Protein g sepharose

Transfected HEK293 cells were fixed for 4 min with 0.5% formaldehyde and lysed in RIPA buffer with 1% Triton X-100. Lysates were sonicated to obtain chromatin fragments of less than 1 kb. Lysate supernatants were incubated overnight with 2 μg of antibody immobilized on protein G-Sepharose (Qiagen) over night at 4°C. Pellets were washed and chromatin was eluted from the beads and crosslink was reversed. Hybridization with the biotin PCR-labeled TTAGGG probe or an Alu probe was performed and the biotinylated probe was detected with ABC kit (ThermoFisher Scientific). The intensity of the signal from telomere repeats was normalized to the signals of input DNA and Alu repeats. The antibodies used were TRF1 (Santa Cruz), TRF2 (Santa Cruz), TNKS (ThermoFisher Scientific), and GFP (Sigma).

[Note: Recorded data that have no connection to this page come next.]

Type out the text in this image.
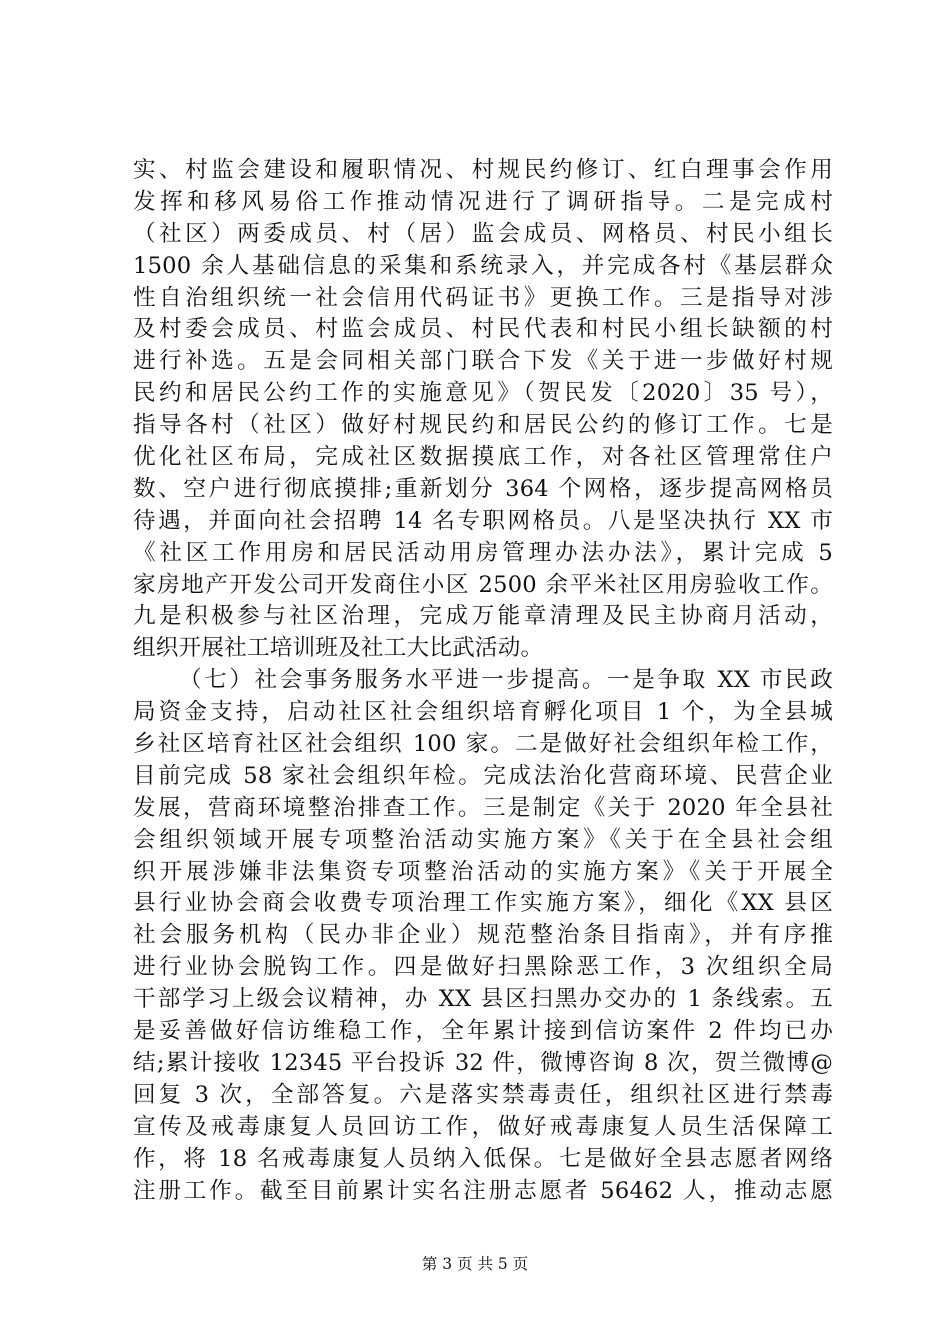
实、村监会建设和履职情况、村规民约修订、红白理事会作用
发挥和移风易俗工作推动情况进行了调研指导。二是完成村
（社区）两委成员、村（居）监会成员、网格员、村民小组长
1500 余人基础信息的采集和系统录入，并完成各村《基层群众
性自治组织统一社会信用代码证书》更换工作。三是指导对涉
及村委会成员、村监会成员、村民代表和村民小组长缺额的村
进行补选。五是会同相关部门联合下发《关于进一步做好村规
民约和居民公约工作的实施意见》（贺民发〔2020〕35 号），
指导各村（社区）做好村规民约和居民公约的修订工作。七是
优化社区布局，完成社区数据摸底工作，对各社区管理常住户
数、空户进行彻底摸排;重新划分 364 个网格，逐步提高网格员
待遇，并面向社会招聘 14 名专职网格员。八是坚决执行 XX 市
《社区工作用房和居民活动用房管理办法办法》，累计完成 5
家房地产开发公司开发商住小区 2500 余平米社区用房验收工作。
九是积极参与社区治理，完成万能章清理及民主协商月活动，
组织开展社工培训班及社工大比武活动。
（七）社会事务服务水平进一步提高。一是争取 XX 市民政
局资金支持，启动社区社会组织培育孵化项目 1 个，为全县城
乡社区培育社区社会组织 100 家。二是做好社会组织年检工作，
目前完成 58 家社会组织年检。完成法治化营商环境、民营企业
发展，营商环境整治排查工作。三是制定《关于 2020 年全县社
会组织领域开展专项整治活动实施方案》《关于在全县社会组
织开展涉嫌非法集资专项整治活动的实施方案》《关于开展全
县行业协会商会收费专项治理工作实施方案》，细化《XX 县区
社会服务机构（民办非企业）规范整治条目指南》，并有序推
进行业协会脱钩工作。四是做好扫黑除恶工作，3 次组织全局
干部学习上级会议精神，办 XX 县区扫黑办交办的 1 条线索。五
是妥善做好信访维稳工作，全年累计接到信访案件 2 件均已办
结;累计接收 12345 平台投诉 32 件，微博咨询 8 次，贺兰微博@
回复 3 次，全部答复。六是落实禁毒责任，组织社区进行禁毒
宣传及戒毒康复人员回访工作，做好戒毒康复人员生活保障工
作，将 18 名戒毒康复人员纳入低保。七是做好全县志愿者网络
注册工作。截至目前累计实名注册志愿者 56462 人，推动志愿
第 3 页 共 5 页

HEK293 cells were lysed in isotonic buffer with 1% Triton X-100. Lysate containing 400 μg of protein was incubated with 2 μg of antibody immobilized on protein G-Sepharose (Qiagen) over night at 4°C. The beads were washed with lysis buffer and proteins were eluted by heating at 95°C for 5 min in SDS loading buffer supplemented with 100 mM DTT.
Samples were subjected to SDS-PAGE and electro-blotted onto Immobilon-P (Millipore). Specific proteins were immuno-detected and visualized using enhanced chemiluminescence reagent (Amersham Biosciences) and X-ray film or GeneGnome chemiluminescence detection system (Syngene). The signal intensity was quantified using AlpfaEaseFC software (Alpha Innotech). For normalization of signals, Input or control signals from the same membrane were used. The antibodies used were BARD1 N19 (Santa Cruz), BARD1 H300 (Santa Cruz), TRF1 (Santa Cruz), TRF2 (Santa Cruz), TNKS (ThermoFisher Scientific), ABC biotin detection kit (ThermoFisher Scientific).